Perry Emerick – Mesa Campus Pastor
If you didn’t already know, this season of American Idol is the last and final season of this long running show. As part of the final season, they bring in different artists and past winners to perform on different weeks. A few weeks ago, season one winner Kelly Clarkson got up and performed her original song “Piece by Piece”. Kelly is an incredible musician and performer, but that particular performance, she was just off. She dropped out a few times, missed some starting points, and struggled to get through the song. It was a flawed performance by a very talented woman. If you haven’t seen it, I encourage you to watch it here.
The song is a very personal song written by Clarkson when she was pregnant with her first baby and lamenting the very strained relationship between her and her father. It is an incredibly powerful song lyrically and musically in and of itself. But as you likely have already seen it, her “flawed performance” made the experience infinitely better. That’s because she was not performing, she was sharing with the world perhaps her most intimate pain in the most authentic way possible. As she shared in later interviews, she couldn’t believe she made it as far as she did. Even the judges were moved, some to the point of tears, by the raw emotion and power of both the song and the performance…as flawed as it might have been technically. In fact, before her performance, the album also named Piece by Piece was at 120 on the billboard charts, but after her American Idol performance, saw a 682% increase moving all the way up to number 6!
We are a world that is increasingly about performance and excellence, and generally speaking this is a very good thing. Still, many people and organizations don’t strive for that and it shows. But there is something even greater, something incredibly stirring when great performances are elevated by authentic expressions of vulnerability and authenticity…people are moved to respond.
One of the things I often hear from people when it comes to sharing their faith, is that they “don’t know the bible enough” or “don’t want to mess it up by saying the wrong thing.” These are very real concerns and should be given our full attention. As followers of Jesus, we should be knowledgable about what it means to have a relationship with Jesus. However, the most compelling thing a follower of Jesus can do is to genuinely and authentically share who Jesus is to them. If Jesus has captured your heart, an authentic and heart stirring sharing of that story, even if you mess up the delivery, is far more moving than a flawless presentation without any heart. 1 Corinthians 13 opens with these powerful words:
“If I speak in the tongues of men or of angels, but do not have love, I am only a resounding gong or a clanging cymbal. If I have the gift of prophecy and can fathom all mysteries and all knowledge, and if I have a faith that can move mountains, but do not have love, I am nothing. If I give all I possess to the poor and give over my body to hardship that I may boast, but do not have love, I gain nothing.”

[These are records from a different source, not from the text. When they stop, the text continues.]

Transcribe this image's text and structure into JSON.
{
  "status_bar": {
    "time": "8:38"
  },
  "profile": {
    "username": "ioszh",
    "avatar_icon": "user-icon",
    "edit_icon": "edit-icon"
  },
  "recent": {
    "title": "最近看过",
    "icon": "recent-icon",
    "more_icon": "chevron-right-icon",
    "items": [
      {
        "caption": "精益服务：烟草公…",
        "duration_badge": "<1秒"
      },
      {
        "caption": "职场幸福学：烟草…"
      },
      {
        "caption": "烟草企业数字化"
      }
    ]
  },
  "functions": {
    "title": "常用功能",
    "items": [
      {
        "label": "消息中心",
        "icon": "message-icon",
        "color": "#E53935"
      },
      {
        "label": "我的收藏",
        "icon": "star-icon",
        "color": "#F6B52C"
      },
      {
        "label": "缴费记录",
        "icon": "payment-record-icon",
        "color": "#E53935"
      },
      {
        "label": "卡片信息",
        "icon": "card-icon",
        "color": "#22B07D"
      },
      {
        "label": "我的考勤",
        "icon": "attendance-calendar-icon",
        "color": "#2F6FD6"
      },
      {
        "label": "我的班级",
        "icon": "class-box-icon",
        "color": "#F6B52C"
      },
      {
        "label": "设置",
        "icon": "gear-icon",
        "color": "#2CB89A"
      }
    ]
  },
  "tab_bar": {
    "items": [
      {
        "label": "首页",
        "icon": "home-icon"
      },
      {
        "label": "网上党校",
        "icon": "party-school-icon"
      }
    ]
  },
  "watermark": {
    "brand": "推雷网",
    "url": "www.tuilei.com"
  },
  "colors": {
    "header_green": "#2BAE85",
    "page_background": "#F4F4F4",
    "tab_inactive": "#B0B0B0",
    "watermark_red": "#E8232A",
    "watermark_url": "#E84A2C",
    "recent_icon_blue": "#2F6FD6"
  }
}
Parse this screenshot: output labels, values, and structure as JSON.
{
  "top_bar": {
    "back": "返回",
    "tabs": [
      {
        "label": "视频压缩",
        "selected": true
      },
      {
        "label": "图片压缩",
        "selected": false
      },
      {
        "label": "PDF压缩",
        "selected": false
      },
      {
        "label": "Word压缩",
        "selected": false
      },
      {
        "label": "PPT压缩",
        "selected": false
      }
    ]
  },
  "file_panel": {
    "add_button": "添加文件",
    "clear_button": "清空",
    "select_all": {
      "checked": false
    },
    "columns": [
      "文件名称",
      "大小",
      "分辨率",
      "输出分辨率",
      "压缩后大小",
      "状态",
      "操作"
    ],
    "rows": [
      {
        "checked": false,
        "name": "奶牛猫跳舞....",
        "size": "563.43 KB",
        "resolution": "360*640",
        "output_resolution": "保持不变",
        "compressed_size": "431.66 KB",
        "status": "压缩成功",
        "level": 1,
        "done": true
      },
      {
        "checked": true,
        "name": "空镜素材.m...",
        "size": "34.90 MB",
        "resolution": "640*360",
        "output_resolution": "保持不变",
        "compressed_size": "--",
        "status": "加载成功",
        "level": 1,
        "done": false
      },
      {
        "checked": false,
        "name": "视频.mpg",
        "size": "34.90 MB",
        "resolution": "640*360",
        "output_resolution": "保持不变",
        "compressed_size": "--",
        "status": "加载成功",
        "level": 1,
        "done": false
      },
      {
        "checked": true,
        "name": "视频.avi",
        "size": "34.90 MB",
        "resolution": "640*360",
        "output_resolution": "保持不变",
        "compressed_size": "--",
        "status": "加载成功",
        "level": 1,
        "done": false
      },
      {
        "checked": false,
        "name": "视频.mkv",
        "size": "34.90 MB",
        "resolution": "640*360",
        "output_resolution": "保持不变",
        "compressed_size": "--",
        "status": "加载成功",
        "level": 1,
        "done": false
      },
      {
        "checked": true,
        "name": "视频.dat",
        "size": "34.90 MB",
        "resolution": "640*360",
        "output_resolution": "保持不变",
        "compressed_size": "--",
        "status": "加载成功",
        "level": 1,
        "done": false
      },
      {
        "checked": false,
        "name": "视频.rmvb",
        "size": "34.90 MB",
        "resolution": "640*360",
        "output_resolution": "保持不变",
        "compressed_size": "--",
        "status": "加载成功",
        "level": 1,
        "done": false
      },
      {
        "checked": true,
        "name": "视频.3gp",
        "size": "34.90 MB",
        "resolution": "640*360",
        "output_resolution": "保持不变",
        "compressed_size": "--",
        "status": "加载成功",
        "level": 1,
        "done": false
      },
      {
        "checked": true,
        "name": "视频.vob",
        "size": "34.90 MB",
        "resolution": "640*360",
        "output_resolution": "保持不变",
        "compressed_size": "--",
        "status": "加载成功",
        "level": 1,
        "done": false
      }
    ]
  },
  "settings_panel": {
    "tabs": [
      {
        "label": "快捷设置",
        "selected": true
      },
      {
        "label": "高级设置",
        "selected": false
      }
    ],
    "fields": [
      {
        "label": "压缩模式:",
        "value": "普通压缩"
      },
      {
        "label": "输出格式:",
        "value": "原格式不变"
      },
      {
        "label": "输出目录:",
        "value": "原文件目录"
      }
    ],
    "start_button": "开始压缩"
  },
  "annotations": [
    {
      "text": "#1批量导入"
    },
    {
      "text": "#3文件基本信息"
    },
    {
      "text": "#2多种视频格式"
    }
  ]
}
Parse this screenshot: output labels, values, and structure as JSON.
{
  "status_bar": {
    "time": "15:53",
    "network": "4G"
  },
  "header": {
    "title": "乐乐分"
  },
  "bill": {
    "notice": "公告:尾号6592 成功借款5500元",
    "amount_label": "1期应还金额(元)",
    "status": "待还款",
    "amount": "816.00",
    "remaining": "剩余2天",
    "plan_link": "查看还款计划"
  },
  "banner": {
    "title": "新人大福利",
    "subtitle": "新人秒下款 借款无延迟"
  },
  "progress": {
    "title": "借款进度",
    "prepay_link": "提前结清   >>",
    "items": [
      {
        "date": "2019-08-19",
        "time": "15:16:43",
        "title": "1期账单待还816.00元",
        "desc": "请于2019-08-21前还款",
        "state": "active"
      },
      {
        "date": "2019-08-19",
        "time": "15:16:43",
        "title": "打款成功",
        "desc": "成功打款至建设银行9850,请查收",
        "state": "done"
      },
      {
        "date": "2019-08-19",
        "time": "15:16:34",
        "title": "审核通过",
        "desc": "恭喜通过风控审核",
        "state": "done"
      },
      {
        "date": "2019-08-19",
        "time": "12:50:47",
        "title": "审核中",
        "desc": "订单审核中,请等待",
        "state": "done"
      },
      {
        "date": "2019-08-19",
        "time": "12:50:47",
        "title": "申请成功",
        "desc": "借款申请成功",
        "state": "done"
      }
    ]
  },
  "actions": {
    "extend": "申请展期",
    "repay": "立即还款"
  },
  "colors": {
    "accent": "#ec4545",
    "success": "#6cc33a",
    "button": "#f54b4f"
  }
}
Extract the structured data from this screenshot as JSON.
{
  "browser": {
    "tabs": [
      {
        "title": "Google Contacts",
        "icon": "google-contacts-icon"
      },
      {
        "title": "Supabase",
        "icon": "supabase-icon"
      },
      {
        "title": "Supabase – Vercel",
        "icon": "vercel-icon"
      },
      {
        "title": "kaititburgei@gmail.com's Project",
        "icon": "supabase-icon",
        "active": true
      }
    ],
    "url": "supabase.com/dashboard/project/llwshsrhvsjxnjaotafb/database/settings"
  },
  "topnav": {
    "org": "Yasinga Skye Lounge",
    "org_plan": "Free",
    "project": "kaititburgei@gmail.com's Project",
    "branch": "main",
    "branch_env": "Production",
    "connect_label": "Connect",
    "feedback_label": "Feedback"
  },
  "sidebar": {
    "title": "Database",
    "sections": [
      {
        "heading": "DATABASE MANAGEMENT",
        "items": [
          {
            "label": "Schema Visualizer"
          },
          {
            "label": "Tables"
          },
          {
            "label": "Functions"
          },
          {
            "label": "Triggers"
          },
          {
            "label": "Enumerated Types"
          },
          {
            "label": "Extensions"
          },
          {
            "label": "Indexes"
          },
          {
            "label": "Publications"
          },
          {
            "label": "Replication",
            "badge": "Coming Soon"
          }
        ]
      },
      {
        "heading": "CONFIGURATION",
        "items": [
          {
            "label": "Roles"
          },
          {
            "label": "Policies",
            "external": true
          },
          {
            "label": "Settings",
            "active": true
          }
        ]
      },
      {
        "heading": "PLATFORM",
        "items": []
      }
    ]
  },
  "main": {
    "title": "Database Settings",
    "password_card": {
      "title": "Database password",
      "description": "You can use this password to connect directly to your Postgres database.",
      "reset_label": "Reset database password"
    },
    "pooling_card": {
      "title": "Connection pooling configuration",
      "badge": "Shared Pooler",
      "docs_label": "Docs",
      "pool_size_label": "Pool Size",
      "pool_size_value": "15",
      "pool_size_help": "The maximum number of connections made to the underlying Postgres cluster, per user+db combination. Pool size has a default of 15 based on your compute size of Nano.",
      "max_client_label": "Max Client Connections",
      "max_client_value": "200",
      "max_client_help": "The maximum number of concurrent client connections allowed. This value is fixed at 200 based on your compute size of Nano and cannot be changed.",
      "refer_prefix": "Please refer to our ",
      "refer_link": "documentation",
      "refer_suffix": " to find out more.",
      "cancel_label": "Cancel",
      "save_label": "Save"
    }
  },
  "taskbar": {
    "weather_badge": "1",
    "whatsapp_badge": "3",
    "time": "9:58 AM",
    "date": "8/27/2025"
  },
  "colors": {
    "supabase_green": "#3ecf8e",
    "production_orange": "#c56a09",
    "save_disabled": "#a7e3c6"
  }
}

The Apostle Paul was challenging the Corinthian believers to be mindful that all of the best performances, no matter how charitable and sacrificial they are, if they lack genuine love, ultimately amount to nothing. He isn’t saying don’t strive to do all those things, which some can choose to interpret it as, but rather, make sure you do those things out of love. And when we do; when we truly display authentic love in our efforts, the impact is magnified exponentially. Authentically sharing in word and deed a personal relationship with Christ is far more effective at moving people than professionally presenting right information about Christ. Strive to share your love of Jesus authentically and accurately, rather than accurately sharing Jesus without love. It can make all the difference!